Anti-spiritisme
Une sorte de petite tente, s’ouvrant et se fermant à volonté, à l’aide d’un rideau formé d’un lamba glissant sur une corde tendue d’un mur à l’autre, avait été disposée au milieu de la salle. À côté se voyait une petite table sans tapis : une simple planchette montée sur un pied. Dessus étaient posés des cloches, une crécelle, et divers instruments de musique : un cor de chasse, un violon, une flûte, un accordéon. Je priai la reine et le Premier Ministre de vouloir bien désigner, parmi les spectateurs, deux personnes qui auraient pour mission, d’abord d’examiner tous les instruments de musique posés sur la table afin de s’assurer qu’ils ne contenaient rien de suspect ; puis de couper, dans une pièce de toile que je leur présentai, des bandes avec lesquelles elles me lieraient les mains. Elles devaient ensuite m’attacher à l’un des poteaux de la salle, à l’aide d’une corde de vingt mètres de long que je présentai également à leur examen. Dans cet état je me faisais fort d’exécuter un concert, à l’aide des instruments de musique placés sur la table.
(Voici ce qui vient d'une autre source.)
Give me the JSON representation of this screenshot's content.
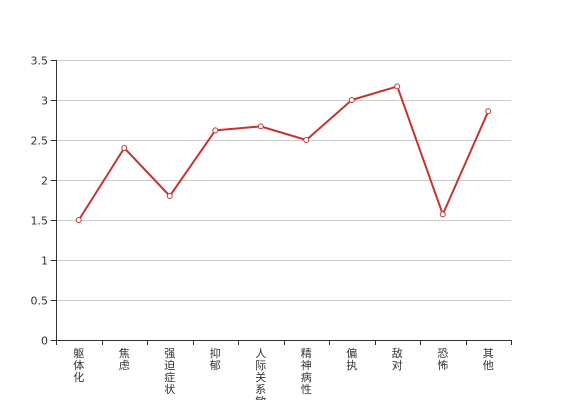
{
  "chart_data": {
    "type": "line",
    "title": "",
    "xlabel": "",
    "ylabel": "",
    "categories": [
      "躯体化",
      "焦虑",
      "强迫症状",
      "抑郁",
      "人际关系敏感",
      "精神病性",
      "偏执",
      "敌对",
      "恐怖",
      "其他"
    ],
    "series": [
      {
        "values": [
          1.5,
          2.4,
          1.8,
          2.62,
          2.67,
          2.5,
          3.0,
          3.17,
          1.57,
          2.86
        ]
      }
    ],
    "ylim": [
      0,
      3.5
    ],
    "yticks": [
      "0",
      "0.5",
      "1",
      "1.5",
      "2",
      "2.5",
      "3",
      "3.5"
    ],
    "ytick_values": [
      0,
      0.5,
      1,
      1.5,
      2,
      2.5,
      3,
      3.5
    ],
    "grid": true,
    "legend": "none",
    "colors": {
      "line": "#c23531",
      "grid": "#cccccc",
      "axis": "#333333",
      "point_fill": "#ffffff"
    }
  }
}
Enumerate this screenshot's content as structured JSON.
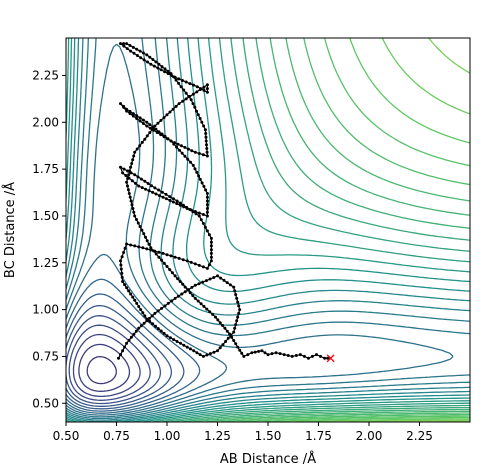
{
  "chart_data": {
    "type": "contour",
    "xlabel": "AB Distance /Å",
    "ylabel": "BC Distance /Å",
    "xlim": [
      0.5,
      2.5
    ],
    "ylim": [
      0.4,
      2.45
    ],
    "xticks": [
      "0.50",
      "0.75",
      "1.00",
      "1.25",
      "1.50",
      "1.75",
      "2.00",
      "2.25"
    ],
    "yticks": [
      "0.50",
      "0.75",
      "1.00",
      "1.25",
      "1.50",
      "1.75",
      "2.00",
      "2.25"
    ],
    "grid": false,
    "colormap": [
      "#440154",
      "#3b528b",
      "#21918c",
      "#5ec962",
      "#fde725"
    ],
    "trajectory_color": "#000000",
    "end_marker": {
      "symbol": "x",
      "color": "#ff0000",
      "x": 1.81,
      "y": 0.74
    },
    "trajectory": [
      [
        0.76,
        0.74
      ],
      [
        0.8,
        0.82
      ],
      [
        0.86,
        0.9
      ],
      [
        0.94,
        0.98
      ],
      [
        1.04,
        1.06
      ],
      [
        1.14,
        1.13
      ],
      [
        1.25,
        1.18
      ],
      [
        1.33,
        1.12
      ],
      [
        1.36,
        1.0
      ],
      [
        1.33,
        0.88
      ],
      [
        1.25,
        0.78
      ],
      [
        1.18,
        0.75
      ],
      [
        1.1,
        0.8
      ],
      [
        1.0,
        0.86
      ],
      [
        0.9,
        0.95
      ],
      [
        0.84,
        1.05
      ],
      [
        0.78,
        1.15
      ],
      [
        0.77,
        1.26
      ],
      [
        0.8,
        1.35
      ],
      [
        0.88,
        1.33
      ],
      [
        0.98,
        1.3
      ],
      [
        1.1,
        1.26
      ],
      [
        1.2,
        1.22
      ],
      [
        1.22,
        1.26
      ],
      [
        1.22,
        1.38
      ],
      [
        1.16,
        1.5
      ],
      [
        1.05,
        1.58
      ],
      [
        0.94,
        1.65
      ],
      [
        0.84,
        1.72
      ],
      [
        0.77,
        1.76
      ],
      [
        0.78,
        1.73
      ],
      [
        0.86,
        1.66
      ],
      [
        0.98,
        1.6
      ],
      [
        1.1,
        1.54
      ],
      [
        1.2,
        1.5
      ],
      [
        1.2,
        1.62
      ],
      [
        1.13,
        1.77
      ],
      [
        1.02,
        1.9
      ],
      [
        0.9,
        2.0
      ],
      [
        0.8,
        2.07
      ],
      [
        0.77,
        2.1
      ],
      [
        0.8,
        2.06
      ],
      [
        0.9,
        1.98
      ],
      [
        1.02,
        1.9
      ],
      [
        1.14,
        1.84
      ],
      [
        1.2,
        1.82
      ],
      [
        1.19,
        1.96
      ],
      [
        1.12,
        2.12
      ],
      [
        1.02,
        2.26
      ],
      [
        0.9,
        2.36
      ],
      [
        0.8,
        2.42
      ],
      [
        0.77,
        2.42
      ],
      [
        0.82,
        2.38
      ],
      [
        0.92,
        2.31
      ],
      [
        1.04,
        2.24
      ],
      [
        1.15,
        2.19
      ],
      [
        1.2,
        2.16
      ],
      [
        1.2,
        2.2
      ],
      [
        1.06,
        2.1
      ],
      [
        0.94,
        1.98
      ],
      [
        0.84,
        1.84
      ],
      [
        0.8,
        1.68
      ],
      [
        0.84,
        1.5
      ],
      [
        0.92,
        1.33
      ],
      [
        1.04,
        1.18
      ],
      [
        1.14,
        1.06
      ],
      [
        1.24,
        0.96
      ],
      [
        1.31,
        0.87
      ],
      [
        1.35,
        0.8
      ],
      [
        1.38,
        0.75
      ],
      [
        1.42,
        0.77
      ],
      [
        1.47,
        0.78
      ],
      [
        1.5,
        0.76
      ],
      [
        1.54,
        0.77
      ],
      [
        1.58,
        0.76
      ],
      [
        1.62,
        0.75
      ],
      [
        1.66,
        0.76
      ],
      [
        1.7,
        0.74
      ],
      [
        1.74,
        0.76
      ],
      [
        1.78,
        0.74
      ],
      [
        1.81,
        0.74
      ]
    ]
  }
}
Parmi ceux qui furent désignés pour me ligoter se trouvait Rainiharovony, fils du Premier Ministre. C’était un homme adonné à tous les vices, qui se grisait de la façon la plus abominable et qui était aussi cruel que dissolu. Il s’acquitta de sa tâche de telle manière que mes pauvres poignets s’en ressentirent longtemps. Après s’être assuré que les instruments posés sur la table n’avaient subi aucune préparation, que la toile que je présentais était de bonne qualité, que la corde de vingt mètres était solide, que la colonne n’avait pas été creusée d’avance, il coupa dans la pièce plusieurs longues bandes de toile et se mit résolument à m’attacher chaque main l’une après l’autre d’abord, et en serrant de toute sa force. Puis, prenant un bâton de cire à cacheter que j’avais fait préparer, il en versa quelques gouttes sur le point où les bandes se rencontraient et y imprima son propre cachet. Pour plus de sûreté, il cousit avec la bande les poignets de ma chemise, et ceux de mon habit. Alors ayant réuni mes deux mains derrière le dos et les ayant liées ensemble, il ajouta, par-dessus le nœud, une bande de papier sur lequel il écrivit quelques mots en langue malgache. Non content de ces arrangements, il ajouta sur le tout une troisième bande de toile, qu’il passa dans un piton vissé dans la colonne. Là encore il fit couler de la cire sur laquelle il imprima, cette fois, le cachet de M. Pickersgill.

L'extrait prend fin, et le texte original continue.